Commerce

Directly raises $20 million to improve customer service with AI


According to CustomerTheromometer, 54% of customers have higher expectations for customer service today compared with one year ago. In order to meet those expectations, three entrepreneurs — Antony Brydon, Jean Tessier, Jeff Patterson — argue that a degree of automation is required. They’re the cofounders of Directly, a San Francisco, California-based company helping enterprise companies launch and train virtual agents that double their automation rate. This morning, to lay the runway for future growth, the company announced a $20 million strategic investment led by Samsung NEXT, Industry Ventures, and AvidBank, with participation from existing investors M12, Costanoa Ventures, True Ventures, and Northgate.

Newly appointed CEO Mike de la Cruz, previously Siebel Systems senior vice president of customer relationship management and Directly’s chief business officer, said the fresh capital willl “significantly” expand Directly’s ability to bring AI and customer experience automation to the market. It brings the company’s total raised to over $55 miillion, following a $20 million series B round in April 2018.

“At Industry Ventures, our focus is to work with leading growth companies, full stop,” said Industry Ventures’ Brian Langer. “Directly saw tremendous growth towards the end of 2019, and the work they’re doing to revolutionize AI and machine learning for virtual agents is outstanding. We’re proud to take the lead on this strategic investment and we look forward to Directly’s bright future.”

Directly’s platform taps AI algorithms trained by thousands of subject-matter experts to analyze contact center interactions and strategically answer, automate, and prevent customer issues. (De la Cruz claims they can reduce support ticket volume by up to 80% and cost by over 90% per customer contact.) They’re designed to integrate with existing customer relationship management platforms and messaging apps including Microsoft’s Bot Framework, Salesforce’s Einstein Bot, and Google’s Dialogflow, matching chatbots and human agents with customers across channels in a unified experience.

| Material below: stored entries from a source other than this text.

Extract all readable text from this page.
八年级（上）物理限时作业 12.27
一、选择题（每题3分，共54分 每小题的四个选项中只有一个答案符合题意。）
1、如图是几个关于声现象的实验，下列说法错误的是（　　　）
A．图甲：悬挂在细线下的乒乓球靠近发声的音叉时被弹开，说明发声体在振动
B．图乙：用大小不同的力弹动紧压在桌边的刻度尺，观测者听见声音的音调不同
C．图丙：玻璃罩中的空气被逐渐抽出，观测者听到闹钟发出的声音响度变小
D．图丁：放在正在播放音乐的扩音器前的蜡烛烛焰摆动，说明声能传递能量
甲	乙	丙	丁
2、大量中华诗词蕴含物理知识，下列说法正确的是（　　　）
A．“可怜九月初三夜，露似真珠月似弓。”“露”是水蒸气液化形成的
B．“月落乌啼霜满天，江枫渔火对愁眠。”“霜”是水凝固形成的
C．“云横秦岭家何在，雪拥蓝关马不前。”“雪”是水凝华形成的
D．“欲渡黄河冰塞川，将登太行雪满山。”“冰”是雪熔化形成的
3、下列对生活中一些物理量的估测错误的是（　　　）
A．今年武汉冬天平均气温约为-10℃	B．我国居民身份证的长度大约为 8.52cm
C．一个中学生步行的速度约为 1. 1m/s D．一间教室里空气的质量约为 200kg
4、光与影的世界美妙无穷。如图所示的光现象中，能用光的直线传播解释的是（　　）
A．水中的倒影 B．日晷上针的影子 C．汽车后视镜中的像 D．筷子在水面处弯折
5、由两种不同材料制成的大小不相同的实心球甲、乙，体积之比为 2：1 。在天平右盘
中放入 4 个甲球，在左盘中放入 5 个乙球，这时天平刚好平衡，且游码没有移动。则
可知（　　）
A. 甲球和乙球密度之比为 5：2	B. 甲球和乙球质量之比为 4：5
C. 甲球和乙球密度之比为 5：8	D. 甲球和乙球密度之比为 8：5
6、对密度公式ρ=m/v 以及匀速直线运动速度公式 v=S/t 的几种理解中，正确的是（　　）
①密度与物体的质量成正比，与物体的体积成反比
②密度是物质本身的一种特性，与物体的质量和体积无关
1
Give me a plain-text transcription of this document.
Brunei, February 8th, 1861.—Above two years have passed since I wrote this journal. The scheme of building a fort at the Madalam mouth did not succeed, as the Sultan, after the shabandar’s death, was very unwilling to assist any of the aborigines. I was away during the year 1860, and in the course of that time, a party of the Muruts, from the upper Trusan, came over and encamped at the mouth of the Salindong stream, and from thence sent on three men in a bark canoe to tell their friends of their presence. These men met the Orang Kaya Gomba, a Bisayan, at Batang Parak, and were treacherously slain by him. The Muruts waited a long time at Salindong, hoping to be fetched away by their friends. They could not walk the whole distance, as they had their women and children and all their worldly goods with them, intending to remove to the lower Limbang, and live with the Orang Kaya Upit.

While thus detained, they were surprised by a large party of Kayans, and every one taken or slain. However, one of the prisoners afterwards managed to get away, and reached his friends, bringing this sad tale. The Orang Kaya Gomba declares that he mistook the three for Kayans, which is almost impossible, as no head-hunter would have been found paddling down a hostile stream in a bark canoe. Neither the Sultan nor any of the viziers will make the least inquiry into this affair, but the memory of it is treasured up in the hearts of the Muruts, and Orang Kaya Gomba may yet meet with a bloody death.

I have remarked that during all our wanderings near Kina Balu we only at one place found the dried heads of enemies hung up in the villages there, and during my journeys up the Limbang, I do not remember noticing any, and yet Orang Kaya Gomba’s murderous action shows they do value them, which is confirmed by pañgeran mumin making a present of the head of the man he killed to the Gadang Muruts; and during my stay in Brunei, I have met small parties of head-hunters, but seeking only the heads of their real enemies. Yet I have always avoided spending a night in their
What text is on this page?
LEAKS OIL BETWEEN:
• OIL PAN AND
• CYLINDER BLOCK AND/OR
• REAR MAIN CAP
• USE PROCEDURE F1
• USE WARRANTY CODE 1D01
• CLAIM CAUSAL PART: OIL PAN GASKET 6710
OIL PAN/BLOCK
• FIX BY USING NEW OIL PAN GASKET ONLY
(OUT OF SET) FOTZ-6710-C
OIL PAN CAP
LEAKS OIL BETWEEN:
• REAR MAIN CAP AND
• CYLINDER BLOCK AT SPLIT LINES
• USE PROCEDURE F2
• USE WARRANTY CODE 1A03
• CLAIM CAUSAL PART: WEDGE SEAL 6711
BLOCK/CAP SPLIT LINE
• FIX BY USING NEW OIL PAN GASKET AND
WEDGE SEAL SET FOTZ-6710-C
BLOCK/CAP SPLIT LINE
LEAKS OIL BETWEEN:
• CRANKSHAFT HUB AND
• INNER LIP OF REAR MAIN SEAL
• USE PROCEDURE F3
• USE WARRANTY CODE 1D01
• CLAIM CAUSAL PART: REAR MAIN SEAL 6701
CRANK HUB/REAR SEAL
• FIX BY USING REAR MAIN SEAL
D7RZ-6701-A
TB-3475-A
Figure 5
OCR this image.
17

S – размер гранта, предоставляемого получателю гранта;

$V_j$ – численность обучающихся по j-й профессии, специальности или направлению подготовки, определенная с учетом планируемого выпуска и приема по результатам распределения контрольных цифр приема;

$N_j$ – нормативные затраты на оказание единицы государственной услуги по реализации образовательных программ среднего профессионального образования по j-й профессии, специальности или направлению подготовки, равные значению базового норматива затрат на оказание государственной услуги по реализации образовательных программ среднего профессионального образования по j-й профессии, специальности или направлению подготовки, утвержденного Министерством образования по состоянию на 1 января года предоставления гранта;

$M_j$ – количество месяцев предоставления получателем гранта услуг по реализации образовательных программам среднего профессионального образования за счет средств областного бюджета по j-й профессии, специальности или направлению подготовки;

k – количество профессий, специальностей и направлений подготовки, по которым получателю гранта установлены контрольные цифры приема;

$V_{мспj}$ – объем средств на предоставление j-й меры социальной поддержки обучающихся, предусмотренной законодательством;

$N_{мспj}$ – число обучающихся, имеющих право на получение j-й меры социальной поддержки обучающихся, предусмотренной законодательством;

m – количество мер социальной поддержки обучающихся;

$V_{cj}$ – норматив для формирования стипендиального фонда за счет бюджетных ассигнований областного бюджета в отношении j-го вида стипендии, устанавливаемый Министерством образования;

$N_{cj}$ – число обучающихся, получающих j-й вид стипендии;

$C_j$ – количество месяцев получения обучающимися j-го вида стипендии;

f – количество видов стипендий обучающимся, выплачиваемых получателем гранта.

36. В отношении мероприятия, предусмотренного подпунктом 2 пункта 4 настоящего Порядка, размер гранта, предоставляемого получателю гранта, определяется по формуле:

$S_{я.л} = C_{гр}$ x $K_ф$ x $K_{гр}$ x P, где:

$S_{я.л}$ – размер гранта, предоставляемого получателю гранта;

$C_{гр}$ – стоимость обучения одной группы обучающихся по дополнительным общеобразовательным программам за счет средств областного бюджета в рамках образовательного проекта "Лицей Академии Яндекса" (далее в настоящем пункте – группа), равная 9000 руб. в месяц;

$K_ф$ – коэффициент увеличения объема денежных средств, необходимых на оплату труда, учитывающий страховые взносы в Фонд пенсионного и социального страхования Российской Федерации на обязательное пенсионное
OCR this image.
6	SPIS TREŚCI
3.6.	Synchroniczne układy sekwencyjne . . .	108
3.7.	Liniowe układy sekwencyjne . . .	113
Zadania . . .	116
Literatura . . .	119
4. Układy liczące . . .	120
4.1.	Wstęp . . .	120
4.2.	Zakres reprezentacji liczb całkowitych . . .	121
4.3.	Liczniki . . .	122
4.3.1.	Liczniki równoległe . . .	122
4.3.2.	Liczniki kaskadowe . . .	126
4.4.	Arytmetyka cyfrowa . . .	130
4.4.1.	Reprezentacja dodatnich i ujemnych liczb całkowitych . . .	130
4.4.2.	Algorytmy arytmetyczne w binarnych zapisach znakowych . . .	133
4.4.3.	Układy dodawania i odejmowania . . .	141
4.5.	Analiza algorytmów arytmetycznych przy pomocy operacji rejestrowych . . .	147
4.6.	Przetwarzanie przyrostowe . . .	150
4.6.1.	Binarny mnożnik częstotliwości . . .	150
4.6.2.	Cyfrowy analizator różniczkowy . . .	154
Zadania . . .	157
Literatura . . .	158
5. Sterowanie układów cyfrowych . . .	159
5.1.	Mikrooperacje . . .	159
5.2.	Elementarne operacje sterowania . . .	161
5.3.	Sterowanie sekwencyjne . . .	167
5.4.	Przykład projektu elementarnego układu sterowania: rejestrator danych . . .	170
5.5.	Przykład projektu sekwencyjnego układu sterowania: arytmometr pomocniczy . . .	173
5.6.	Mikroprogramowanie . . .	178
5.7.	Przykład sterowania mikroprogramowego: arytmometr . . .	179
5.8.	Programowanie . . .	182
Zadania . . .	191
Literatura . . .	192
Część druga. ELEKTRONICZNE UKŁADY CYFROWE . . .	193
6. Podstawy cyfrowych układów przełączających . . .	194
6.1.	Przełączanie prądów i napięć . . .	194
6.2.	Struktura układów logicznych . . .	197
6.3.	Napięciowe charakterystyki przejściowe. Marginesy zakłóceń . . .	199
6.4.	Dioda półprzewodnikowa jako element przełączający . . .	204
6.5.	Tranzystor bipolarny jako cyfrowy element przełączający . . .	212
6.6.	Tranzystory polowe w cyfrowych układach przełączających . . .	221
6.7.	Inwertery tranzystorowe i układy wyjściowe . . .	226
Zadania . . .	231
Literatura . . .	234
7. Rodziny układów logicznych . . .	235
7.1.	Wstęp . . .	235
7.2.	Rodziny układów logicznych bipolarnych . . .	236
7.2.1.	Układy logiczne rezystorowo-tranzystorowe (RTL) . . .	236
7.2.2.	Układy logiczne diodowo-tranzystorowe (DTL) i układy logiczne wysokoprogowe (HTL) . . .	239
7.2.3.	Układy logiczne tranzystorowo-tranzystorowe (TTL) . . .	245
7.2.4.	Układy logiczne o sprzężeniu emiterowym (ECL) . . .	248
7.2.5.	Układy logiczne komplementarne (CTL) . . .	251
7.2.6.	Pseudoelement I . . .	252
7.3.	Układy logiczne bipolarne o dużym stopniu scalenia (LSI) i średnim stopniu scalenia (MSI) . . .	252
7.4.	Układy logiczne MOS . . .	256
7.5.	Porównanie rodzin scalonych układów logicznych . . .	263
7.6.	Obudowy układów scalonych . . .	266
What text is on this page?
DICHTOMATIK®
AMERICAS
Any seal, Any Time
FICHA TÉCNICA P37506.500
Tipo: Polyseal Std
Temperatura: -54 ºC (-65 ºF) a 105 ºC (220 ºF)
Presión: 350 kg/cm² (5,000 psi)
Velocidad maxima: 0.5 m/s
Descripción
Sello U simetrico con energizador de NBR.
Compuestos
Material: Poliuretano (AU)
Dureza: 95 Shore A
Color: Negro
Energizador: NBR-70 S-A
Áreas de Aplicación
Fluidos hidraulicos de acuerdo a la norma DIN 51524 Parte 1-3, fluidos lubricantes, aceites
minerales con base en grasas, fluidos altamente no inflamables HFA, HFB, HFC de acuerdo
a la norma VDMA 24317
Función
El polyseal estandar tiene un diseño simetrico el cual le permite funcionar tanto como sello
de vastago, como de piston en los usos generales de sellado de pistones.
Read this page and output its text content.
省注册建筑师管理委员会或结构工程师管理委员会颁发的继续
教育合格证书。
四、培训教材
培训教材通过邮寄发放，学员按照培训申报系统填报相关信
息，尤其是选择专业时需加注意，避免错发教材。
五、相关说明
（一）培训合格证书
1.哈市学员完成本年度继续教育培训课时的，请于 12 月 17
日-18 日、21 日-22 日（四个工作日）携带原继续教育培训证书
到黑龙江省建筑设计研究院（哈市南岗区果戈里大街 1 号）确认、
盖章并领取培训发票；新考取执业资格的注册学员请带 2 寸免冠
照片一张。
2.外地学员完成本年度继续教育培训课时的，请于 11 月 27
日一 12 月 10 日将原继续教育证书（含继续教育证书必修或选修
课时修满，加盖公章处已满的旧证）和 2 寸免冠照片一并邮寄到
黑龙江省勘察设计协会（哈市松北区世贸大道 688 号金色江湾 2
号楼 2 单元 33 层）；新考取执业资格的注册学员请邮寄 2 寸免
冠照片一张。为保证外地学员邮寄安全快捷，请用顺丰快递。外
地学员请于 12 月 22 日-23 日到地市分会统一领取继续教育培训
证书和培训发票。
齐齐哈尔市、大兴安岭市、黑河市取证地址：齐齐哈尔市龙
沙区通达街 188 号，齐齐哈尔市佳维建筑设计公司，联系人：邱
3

Autonomous customer service agents are fast becoming the rule rather than the exception, and that’s partly because consumers seem to prefer it that way. According to research published last year by Vonage subsidiary NewVoiceMedia, 25% of people prefer to have their queries handled by a chatbot or other self-service alternative, and according to Salesforce, roughly 69% of consumers choose chatbots for quick communication with brands.

Directly’s robust API lets clients insert automatic answers mapped to intent into any messaging channel in order to resolve issues in-line and in real-time, while its AI-powered expert answers feature automatically determines which questions are best handled by a network of subject-matter experts, who provide live assistance over channels. Meanwhile, a complementary insights feature automatically shares issues internally to the right stakeholders to work on preventing said issues.

Microsoft worked with Directly to build a trusted network of experts — mainly power users of Excel, the Surface, and other products — to answer questions instead of routing them through an outsourced call center. (The experts receive a cash incentive, typically $2 to $60. Directly gets a 30% cut.) Questions are clustered into topics in space and AI identifies which experts are the top performers on specific topics by polling the wider expert network, asking them to rate the answers. If a particular answer is better than others, it will bubble to the top, and the expert who provided that answer earns more income every time that question is served.

Directly’s growing list of partners and customers include LinkedIn, Airbnb, Autodesk, Samsung, and SAP, which De la Cruz says are saving on average tens of millions of dollars per year thanks to the company’s platform. A larger company can do $10 million in rewards a year, and a mid-sized company can do $1 million in rewards a year, Directly previously told VentureBeat.